An inefficient furnace could leave you with skyrocketing utility bills and more repair needs than you signed up for over the years.
So be sure to partner with a pro in this decision-making process. Once we help you determine the make and model of furnace you’d like, the next decision to ponder is what fuel source you’ll be using. In most cases, you’ll have the choice between a gas furnace and an electric furnace. And just because you’ve always had one type doesn’t mean you can’t switch to a different type.
Read on as we go over the differences between each furnace type to help you decide if an electric furnace is a better option than a gas furnace for you.
The lifespan of a gas-powered furnace, when well-maintained, is 10–15 years. This means you have to keep up on any recommended repairs, too, as even though a gas furnace isn’t inherently dangerous, something like a cracked heat exchanger could become hazardous.
An electric furnace, depending on the make and model, may last longer than its gas-powered counterpart—potentially 15–20 years.
If you’ve already had a gas-powered furnace in place, it might make the most sense to go with another, high-efficiency, gas furnace. These are large and complex systems, so they do require trained professionals to install them.
And you don’t get to install your own if you choose to go with an electric system either. Electric furnaces need just as much expertise from our professionals to ensure the installation goes off without a hitch. However, because there is no venting system required, installing an electric furnace is typically quicker, easier, and more affordable than installing a brand-new gas-powered furnace.

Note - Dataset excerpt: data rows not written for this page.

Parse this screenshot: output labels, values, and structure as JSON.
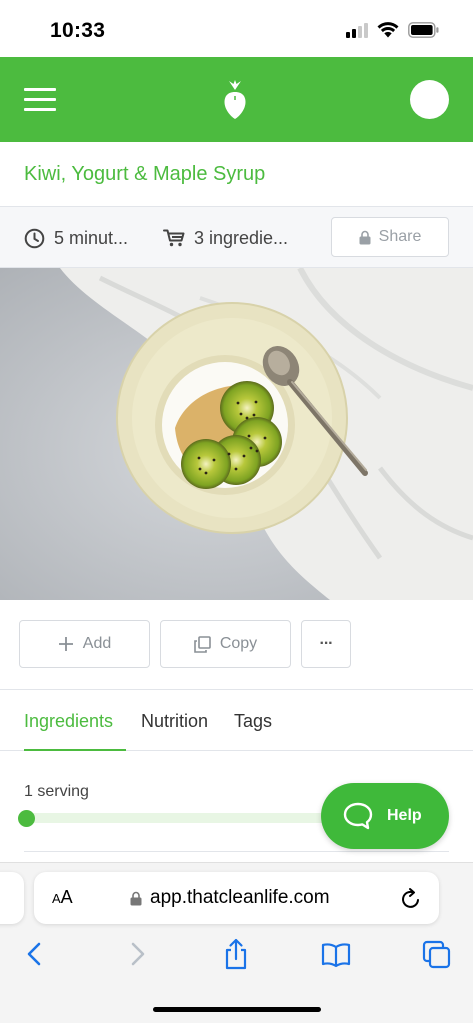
{
  "status_bar": {
    "time": "10:33"
  },
  "header": {
    "brand_color": "#4cbb3f",
    "menu_icon": "hamburger-menu-icon",
    "logo_icon": "strawberry-logo-icon",
    "avatar_icon": "user-avatar"
  },
  "recipe": {
    "title": "Kiwi, Yogurt & Maple Syrup",
    "time": "5 minut...",
    "ingredients_count": "3 ingredie...",
    "share_label": "Share",
    "photo_alt": "Kiwi, Yogurt & Maple Syrup"
  },
  "actions": {
    "add_label": "Add",
    "copy_label": "Copy",
    "more_label": "···"
  },
  "tabs": [
    {
      "label": "Ingredients",
      "active": true
    },
    {
      "label": "Nutrition",
      "active": false
    },
    {
      "label": "Tags",
      "active": false
    }
  ],
  "servings": {
    "label": "1 serving",
    "slider_value": 1
  },
  "help": {
    "label": "Help"
  },
  "browser": {
    "aa_small": "A",
    "aa_large": "A",
    "url": "app.thatcleanlife.com"
  }
}
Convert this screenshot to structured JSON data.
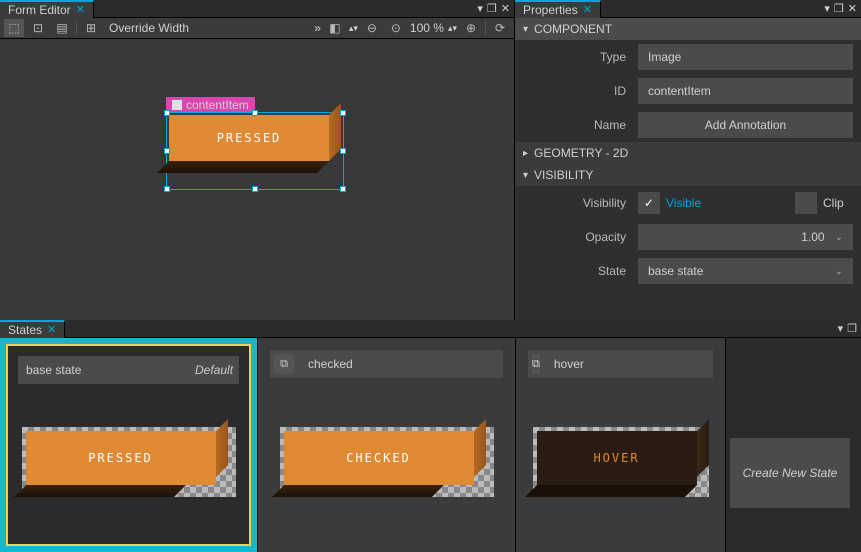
{
  "editor": {
    "tab_title": "Form Editor",
    "override_width": "Override Width",
    "zoom": "100 %",
    "item_label": "contentItem",
    "pressed_label": "PRESSED"
  },
  "properties": {
    "tab_title": "Properties",
    "component_header": "COMPONENT",
    "geometry_header": "GEOMETRY - 2D",
    "visibility_header": "VISIBILITY",
    "type_label": "Type",
    "type_value": "Image",
    "id_label": "ID",
    "id_value": "contentItem",
    "name_label": "Name",
    "add_annotation": "Add Annotation",
    "visibility_label": "Visibility",
    "visible_text": "Visible",
    "clip_text": "Clip",
    "opacity_label": "Opacity",
    "opacity_value": "1.00",
    "state_label": "State",
    "state_value": "base state"
  },
  "states": {
    "tab_title": "States",
    "base": {
      "name": "base state",
      "default": "Default",
      "preview_label": "PRESSED"
    },
    "checked": {
      "name": "checked",
      "preview_label": "CHECKED"
    },
    "hover": {
      "name": "hover",
      "preview_label": "HOVER"
    },
    "create": "Create New State"
  }
}
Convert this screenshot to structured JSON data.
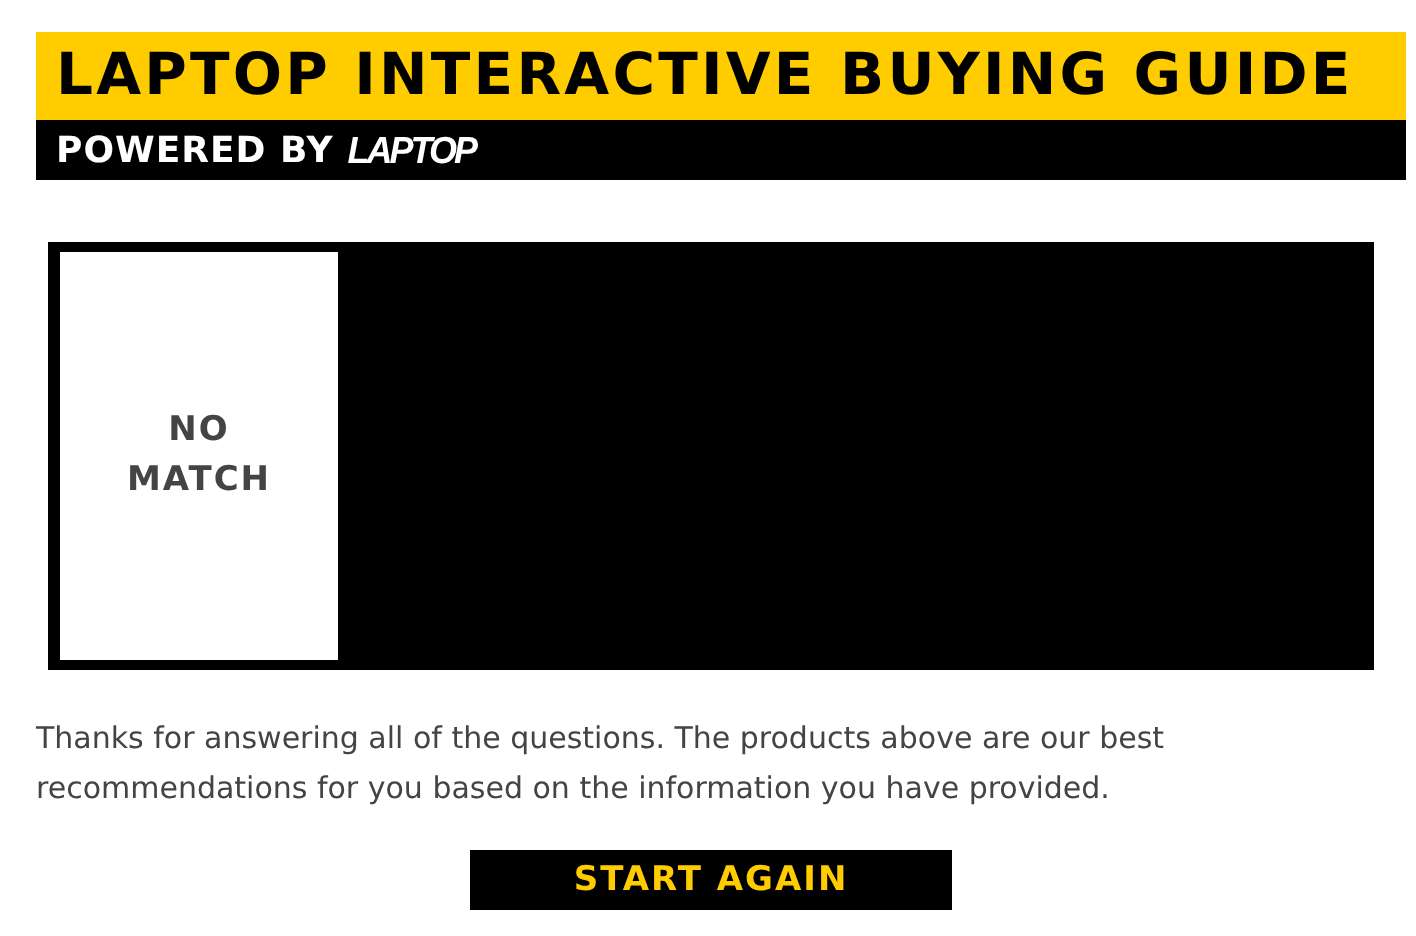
{
  "header": {
    "title": "LAPTOP INTERACTIVE BUYING GUIDE",
    "powered_by": "POWERED BY",
    "logo": "LAPTOP"
  },
  "products": [
    {
      "label": "NO MATCH"
    }
  ],
  "message": "Thanks for answering all of the questions. The products above are our best recommendations for you based on the information you have provided.",
  "button": "START AGAIN"
}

We can’t forget to mention the cost! Generally speaking, the purchase price of a gas-powered furnace will be more than that of an electric furnace. But since natural gas is a less expensive fuel source than electricity, you will likely find that you pay less over the lifespan of the system than you would with an electric furnace.
Maintenance and Safety
As we mentioned above, both gas and electric furnaces need maintenance, especially to operate as safely as possible. We also mentioned how gas furnaces aren’t inherently dangerous, and this is true! As long as you keep up with your maintenance appointments, we’ll be able to spot trouble before it even starts.
Still, when you have any appliance that’s powered by natural gas, there will be a minute risk. This is why it’s important to have your home equipped with carbon monoxide detectors! But also, some homeowners do opt to go with an electric furnace so they don’t have to worry about this factor at all, especially if all the other appliances in their home are already electric.